After successful recovery from ostomy surgery, you should be able to resume most of your normal lifestyle activities, including dining out with friends or family.
If the thought of heading to a restaurant gives you some pause, check out some great tips and tricks for dining out with an ostomy directly from the me+™ Community – people living full lives with ostomies.
The first thing I recommend is to ensure their pouch is empty before beginning to eat the meal. If there are any food items or spices that an individual is avoiding, such as nuts, then they should confirm with the waiter or waitress that the menu item they ordered does not contain those items. If your meal arrives with any of those items, do not hesitate to let them know. A restaurant is not a place to take risks with food.
Ival Secrest, living with an ostomy since 1978
Enjoy life! Eat what you can and avoid what you can't. Your ostomy should not prevent you from enjoying all parts of life.
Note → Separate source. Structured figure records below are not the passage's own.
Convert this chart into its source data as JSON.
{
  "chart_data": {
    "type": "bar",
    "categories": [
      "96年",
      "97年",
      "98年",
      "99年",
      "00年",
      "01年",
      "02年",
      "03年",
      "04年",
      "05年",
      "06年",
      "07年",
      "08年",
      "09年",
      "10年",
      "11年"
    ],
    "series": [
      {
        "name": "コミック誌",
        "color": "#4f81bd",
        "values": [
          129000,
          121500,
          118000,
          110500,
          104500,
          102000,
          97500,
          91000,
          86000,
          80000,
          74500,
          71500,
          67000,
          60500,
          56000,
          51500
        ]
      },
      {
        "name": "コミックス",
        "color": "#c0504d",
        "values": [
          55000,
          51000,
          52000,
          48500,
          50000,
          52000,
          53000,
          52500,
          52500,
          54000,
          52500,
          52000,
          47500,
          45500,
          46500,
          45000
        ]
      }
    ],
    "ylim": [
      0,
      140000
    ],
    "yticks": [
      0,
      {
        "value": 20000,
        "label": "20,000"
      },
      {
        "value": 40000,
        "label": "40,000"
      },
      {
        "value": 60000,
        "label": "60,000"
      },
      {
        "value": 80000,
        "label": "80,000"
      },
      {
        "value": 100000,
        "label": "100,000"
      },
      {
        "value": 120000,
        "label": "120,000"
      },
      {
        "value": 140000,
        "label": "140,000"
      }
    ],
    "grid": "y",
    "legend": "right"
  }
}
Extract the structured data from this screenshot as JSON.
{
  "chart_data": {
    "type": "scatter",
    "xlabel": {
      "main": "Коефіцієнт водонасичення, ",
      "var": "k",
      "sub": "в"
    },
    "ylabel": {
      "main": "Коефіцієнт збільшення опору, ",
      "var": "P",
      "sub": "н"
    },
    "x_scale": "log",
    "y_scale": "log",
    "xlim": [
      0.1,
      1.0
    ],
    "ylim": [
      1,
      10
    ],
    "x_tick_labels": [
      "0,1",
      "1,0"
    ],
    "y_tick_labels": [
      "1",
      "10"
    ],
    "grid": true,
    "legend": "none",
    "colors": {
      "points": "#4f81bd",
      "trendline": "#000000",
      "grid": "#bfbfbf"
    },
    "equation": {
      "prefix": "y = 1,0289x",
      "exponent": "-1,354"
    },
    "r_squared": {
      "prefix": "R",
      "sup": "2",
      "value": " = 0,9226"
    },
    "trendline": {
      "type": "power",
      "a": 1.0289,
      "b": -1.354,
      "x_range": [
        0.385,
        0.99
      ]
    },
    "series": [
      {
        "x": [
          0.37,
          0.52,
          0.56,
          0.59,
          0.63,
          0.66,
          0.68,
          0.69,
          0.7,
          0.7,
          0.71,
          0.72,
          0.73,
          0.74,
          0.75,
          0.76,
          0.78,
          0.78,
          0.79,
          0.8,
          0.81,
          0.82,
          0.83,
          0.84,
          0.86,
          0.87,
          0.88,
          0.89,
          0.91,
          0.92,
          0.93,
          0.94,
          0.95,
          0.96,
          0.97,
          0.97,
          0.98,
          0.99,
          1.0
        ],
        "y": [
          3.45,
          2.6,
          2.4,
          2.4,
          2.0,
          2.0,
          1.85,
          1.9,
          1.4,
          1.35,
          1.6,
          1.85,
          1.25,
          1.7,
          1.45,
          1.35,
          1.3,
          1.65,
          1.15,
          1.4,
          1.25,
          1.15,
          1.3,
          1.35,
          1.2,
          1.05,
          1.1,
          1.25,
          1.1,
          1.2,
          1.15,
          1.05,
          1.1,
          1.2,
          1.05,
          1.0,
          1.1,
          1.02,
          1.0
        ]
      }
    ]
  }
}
Thomas Exler, living with an ostomy since 1969
Be vigilant about asking for exactly what you want. If consumers can request meat-free meals or gluten-free bread, then I certainly can ask for them to leave peanuts off a Chinese dish. I've been asked "oh, are you allergic?" And I say, "nope. I just don't want peanuts on my noodles."
One thing I've recently done is to be sure to ask if buns have sesame seeds on them before ordering burgers. The seeds sometimes get stuck around my stoma and cause irritation. If so, I ask for an alternative. I've even had restaurants make my burger with two bottom buns to avoid the sesame seeds. Be confident in asking for concessions like that.
Back when I was younger, I sometimes just bit the bullet and ate things at restaurants that I knew might cause some discomfort later. Not anymore. If I'm paying for a meal, I want to enjoy it, and my food issues are no different than a lot of other customers.
Ted Taylor, living with an ostomy since 1994
I love lingering over long meals and great conversation, and don’t always want to excuse myself to empty. I find that if I think about wearing clothes that are not too tight and restrictive and that offer some camouflage as my pouch fills. I can empty when I am ready, not because I am worried about people seeing my full pouch.
New foods can be daunting as you recover from surgery. When you are adjusting to your new plumbing, stick to foods you have already had success with when dining out. You would not want to let tummy troubles put a damper on an evening out. As a 15 year ostomate, I know what works for me, but it took a little while to get adventurous with my food choices.
You may feel concerned about odor that might come from emptying your pouch at a restaurant or friends home. Diamonds Gelling Sachets with Odor Control are great to ease concerns about odor and may help restore some confidence.
Sarah Biggart, living with an ostomy since 2004
Eating out is fun, sharing time with other people. Why stay home when you can go out and have fun? There is nothing wrong with going to the bathroom when you are in a restaurant. It is a public place and all public places have restrooms. If you are worried about using a public restroom, make sure that your pouch is empty before you leave the house. Otherwise, go out and enjoy yourself. Life with an ostomy is great! It sure is better for me now than it was before!
Phyllis Rovner, living with an ostomy since 1991
If using the restroom is a concern, call ahead to be sure there are multiple toilet stalls. This can provide comfort knowing you will less likely to have to wait to access a restroom should you need it quickly.